The government of President Juan Manuel Santos and the Revolutionary Armed Forces of Colombia (FARC) guerrillas recently extended the deadline for the arms hand-over, after logistical delays slowed the arrival of some of the group's 7,000 fighters to special demobilization zones.
"Thirty percent of our arms are in the hands of the United Nations," FARC leader Rodrigo Londono, known by his nom de guerre Timochenko, said on Twitter. "This is the effective start of our farewell to arms."
Another 30 percent of weaponry will be handed in on June 14 and the remaining 40 percent on June 20, the expiry date of the hand-over extension with the government, the FARC said.
Under the accord, rejected in a public referendum but pushed through by congress, the FARC will become a political party and most fighters will receive amnesty.
The FARC is the oldest and largest group among Colombia's left-wing rebels and is one of the world's richest guerrilla armies.
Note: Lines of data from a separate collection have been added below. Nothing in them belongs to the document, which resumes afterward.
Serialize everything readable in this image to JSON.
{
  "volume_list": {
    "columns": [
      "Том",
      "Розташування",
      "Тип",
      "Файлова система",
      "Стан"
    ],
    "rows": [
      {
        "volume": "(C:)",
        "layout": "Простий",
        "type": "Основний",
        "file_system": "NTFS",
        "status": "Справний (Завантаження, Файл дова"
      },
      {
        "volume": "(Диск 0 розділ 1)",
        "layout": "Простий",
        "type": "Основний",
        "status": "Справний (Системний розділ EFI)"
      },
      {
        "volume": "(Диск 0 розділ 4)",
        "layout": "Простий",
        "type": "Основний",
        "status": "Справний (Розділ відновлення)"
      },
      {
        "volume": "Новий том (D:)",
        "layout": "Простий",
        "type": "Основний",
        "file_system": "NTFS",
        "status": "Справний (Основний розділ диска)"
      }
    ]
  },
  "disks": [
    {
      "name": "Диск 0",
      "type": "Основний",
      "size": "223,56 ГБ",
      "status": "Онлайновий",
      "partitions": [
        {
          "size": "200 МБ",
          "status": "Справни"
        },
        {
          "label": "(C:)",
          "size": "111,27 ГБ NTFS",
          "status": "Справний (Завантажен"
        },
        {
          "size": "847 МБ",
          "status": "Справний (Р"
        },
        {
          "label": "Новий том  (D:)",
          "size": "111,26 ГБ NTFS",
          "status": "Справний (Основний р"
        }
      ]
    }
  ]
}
The group was founded in 1964, when it declared its intention to overthrow the government and install a Marxist regime. According to the Colombian security forces, there are around 7,000 active militants within the guerilla group. It is estimated that more than 8,500 civilians have given support to the group. However, the number went down gradually, as the number of active militants in 2002 was 20,000. The group was accused by human rights groups of forcibly recruiting women and children, especially those under the age of 15. Their main target is the Colombian security forces as they have attacked police stations and military posts. As part of the reconciliation process, FARC rebels are set to begin disarming and demobilizing, the group reportedly surrendered a list of the 5,765 guerrillas to the Colombian military.